Publié dans #Musiques Ambiantes - Électroniques

Publié le 27 Novembre 2019

Arovane & Mike Lazarev - Aeon

   Arovane, pseudonyme du musicien de la scène électronique berlinoise Uwe Zahn, et le londonien Mike Lazarev ont sorti en août de cette année un disque parfaitement en harmonie avec les jours gris et pluvieux de novembre, et plus largement avec les journées nimbées d'une douce mélancolie. Le premier travaille le son avec les moyens électroniques, apporte des sons de terrain, tandis que le second reste au plan acoustique avec son piano. Enregistré tard la nuit dans le studio londonien de Mike, fenêtres parfois ouvertes, Aeon voudrait capter tous les sons émis par l'instrument, la chute des marteaux, la respiration des cordes, tente de restituer l'aura des sons, leur dimension spectrale, brumeuse.

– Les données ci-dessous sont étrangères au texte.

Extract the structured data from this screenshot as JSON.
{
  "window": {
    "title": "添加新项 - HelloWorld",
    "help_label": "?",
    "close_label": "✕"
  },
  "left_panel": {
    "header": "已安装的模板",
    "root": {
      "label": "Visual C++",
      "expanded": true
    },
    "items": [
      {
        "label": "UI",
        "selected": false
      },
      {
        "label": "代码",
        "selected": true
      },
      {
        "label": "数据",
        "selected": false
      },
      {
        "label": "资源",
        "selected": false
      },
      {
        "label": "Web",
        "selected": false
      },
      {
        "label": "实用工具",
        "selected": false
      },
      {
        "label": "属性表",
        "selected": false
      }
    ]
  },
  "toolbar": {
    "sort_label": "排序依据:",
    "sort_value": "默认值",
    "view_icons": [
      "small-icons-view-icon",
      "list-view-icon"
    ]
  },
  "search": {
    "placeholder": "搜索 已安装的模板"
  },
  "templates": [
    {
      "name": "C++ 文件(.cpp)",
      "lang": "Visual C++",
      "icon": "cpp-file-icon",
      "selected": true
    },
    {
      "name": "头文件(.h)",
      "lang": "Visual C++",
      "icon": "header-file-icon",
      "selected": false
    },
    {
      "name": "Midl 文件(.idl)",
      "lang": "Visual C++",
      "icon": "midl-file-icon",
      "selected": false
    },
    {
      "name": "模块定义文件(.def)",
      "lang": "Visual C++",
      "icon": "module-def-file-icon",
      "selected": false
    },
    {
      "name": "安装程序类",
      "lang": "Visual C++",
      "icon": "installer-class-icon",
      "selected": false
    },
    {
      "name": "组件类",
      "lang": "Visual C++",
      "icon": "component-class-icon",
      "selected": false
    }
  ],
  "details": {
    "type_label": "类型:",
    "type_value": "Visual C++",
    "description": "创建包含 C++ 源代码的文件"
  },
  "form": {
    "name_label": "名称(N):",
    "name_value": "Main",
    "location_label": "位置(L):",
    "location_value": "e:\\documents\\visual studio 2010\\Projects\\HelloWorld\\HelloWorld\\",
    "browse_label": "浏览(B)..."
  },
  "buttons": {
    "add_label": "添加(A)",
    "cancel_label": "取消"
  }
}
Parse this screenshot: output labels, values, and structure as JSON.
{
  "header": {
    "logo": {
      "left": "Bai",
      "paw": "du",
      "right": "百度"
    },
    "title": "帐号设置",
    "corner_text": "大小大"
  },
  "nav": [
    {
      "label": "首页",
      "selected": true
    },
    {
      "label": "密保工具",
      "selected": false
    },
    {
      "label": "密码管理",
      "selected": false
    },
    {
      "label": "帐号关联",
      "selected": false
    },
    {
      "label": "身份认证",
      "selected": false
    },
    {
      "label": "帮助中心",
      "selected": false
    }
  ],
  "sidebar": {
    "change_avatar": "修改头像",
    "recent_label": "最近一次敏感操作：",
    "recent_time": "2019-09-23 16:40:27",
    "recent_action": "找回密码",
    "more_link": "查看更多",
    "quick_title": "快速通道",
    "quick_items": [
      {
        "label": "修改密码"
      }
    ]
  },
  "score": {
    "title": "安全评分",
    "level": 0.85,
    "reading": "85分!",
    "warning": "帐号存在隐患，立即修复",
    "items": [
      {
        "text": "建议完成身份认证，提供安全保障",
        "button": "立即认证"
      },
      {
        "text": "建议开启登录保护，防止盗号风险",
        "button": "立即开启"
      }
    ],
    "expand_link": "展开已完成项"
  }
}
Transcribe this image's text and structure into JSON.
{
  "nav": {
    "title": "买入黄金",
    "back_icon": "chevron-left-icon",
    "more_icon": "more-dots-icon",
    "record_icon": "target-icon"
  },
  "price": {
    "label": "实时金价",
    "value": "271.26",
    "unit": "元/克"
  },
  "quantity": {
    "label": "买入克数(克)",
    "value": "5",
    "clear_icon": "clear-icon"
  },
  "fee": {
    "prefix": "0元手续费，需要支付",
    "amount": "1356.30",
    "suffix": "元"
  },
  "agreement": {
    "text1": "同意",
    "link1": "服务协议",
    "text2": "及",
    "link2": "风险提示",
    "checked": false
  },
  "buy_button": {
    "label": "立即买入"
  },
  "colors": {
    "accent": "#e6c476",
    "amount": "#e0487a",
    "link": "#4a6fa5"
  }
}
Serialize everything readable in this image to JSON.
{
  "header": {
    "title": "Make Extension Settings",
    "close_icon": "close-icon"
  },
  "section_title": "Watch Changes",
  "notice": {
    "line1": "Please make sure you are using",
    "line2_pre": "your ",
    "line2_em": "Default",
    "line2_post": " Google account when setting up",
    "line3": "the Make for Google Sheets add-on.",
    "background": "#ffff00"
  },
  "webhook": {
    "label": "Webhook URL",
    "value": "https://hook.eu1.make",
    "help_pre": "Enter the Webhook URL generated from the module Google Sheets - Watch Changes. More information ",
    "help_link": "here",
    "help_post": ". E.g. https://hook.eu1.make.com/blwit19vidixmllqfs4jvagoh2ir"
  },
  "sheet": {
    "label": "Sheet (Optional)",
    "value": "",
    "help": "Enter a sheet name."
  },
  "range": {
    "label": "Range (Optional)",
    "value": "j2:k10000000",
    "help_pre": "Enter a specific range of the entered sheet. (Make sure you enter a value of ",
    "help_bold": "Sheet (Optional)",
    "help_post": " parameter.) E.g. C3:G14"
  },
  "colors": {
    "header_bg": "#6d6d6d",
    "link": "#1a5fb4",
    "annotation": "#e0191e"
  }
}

   C'est donc une musique intimiste qu'ils produisent, à partir de mélodies simples, d'ambiances soigneusement étoffées, ce que soulignent les titres : "Us, inside" / "Echoes On, quiet". Ce dernier commence à partir de souvenirs de quatuor à cordes, entendu en fond sonore, dont il se  dégage grâce à une ponctuation régulière du piano avançant dans un tissu de courtes grappes sonores, de chuchotis, de discrets cliquètements pour poser sa mélodie gracile aux graves amortis. Certaines pièces sont comme des apparitions sonores, saisies dans leur lente trajectoire, ainsi "Unedlich, Endlich", le piano à peine effleuré, enveloppé d'une trame électronique diaphane. Plusieurs titres évoquent des couleurs, nées à l'intérieur du son, des formes : "Inverse Shape, Yellow" / "Inerp, Blue" / ou encore "Elegie, Red". Le jaune surgirait des tâtonnements du piano, dont on entend bien les marteaux, qui laisse émerger un fragment mélodique clair dans une gangue cotonneuse. Le bleu, serait-ce celui de ce ciel granuleux où évolue un piano interrogatif, ne cessant de poser sa question, qui porterait sur le sens du mot mystérieux "inerp", anagrammatiquement peu productif, "rein" ou "nier" en français, "ripen" (mûrir) en anglais ? Je réserve le rouge pour la fin, car c'est le dernier morceau. Qu'est-ce qui revient le 27 décembre ("Decembre 27th, Recurring"), si ce ne sont comme des voix synthétiques sur un flux tranquille et répétitif, le sillage d'un mystère frôlé ? Et le rouge de l'élégie finale ? La trame même d'une frêle mélancolie qui ne cesse de s'approfondir, de creuser son lit de cendres. Un disque de rien, un disque que j'ai failli laisser de côté, puis je me suis aperçu que j'y revenais, encore et encore, qu'il me touchait, sans avoir l'air de rien, sans poser ni tonitruer, verlainien, dans les demi-teintes, à petites touches imprécises... Aeon, c'est le Dieu du Temps chez Les Romains : une émanation subtile de l'éternité...saisie par deux alchimistes attentifs. C'est très beau.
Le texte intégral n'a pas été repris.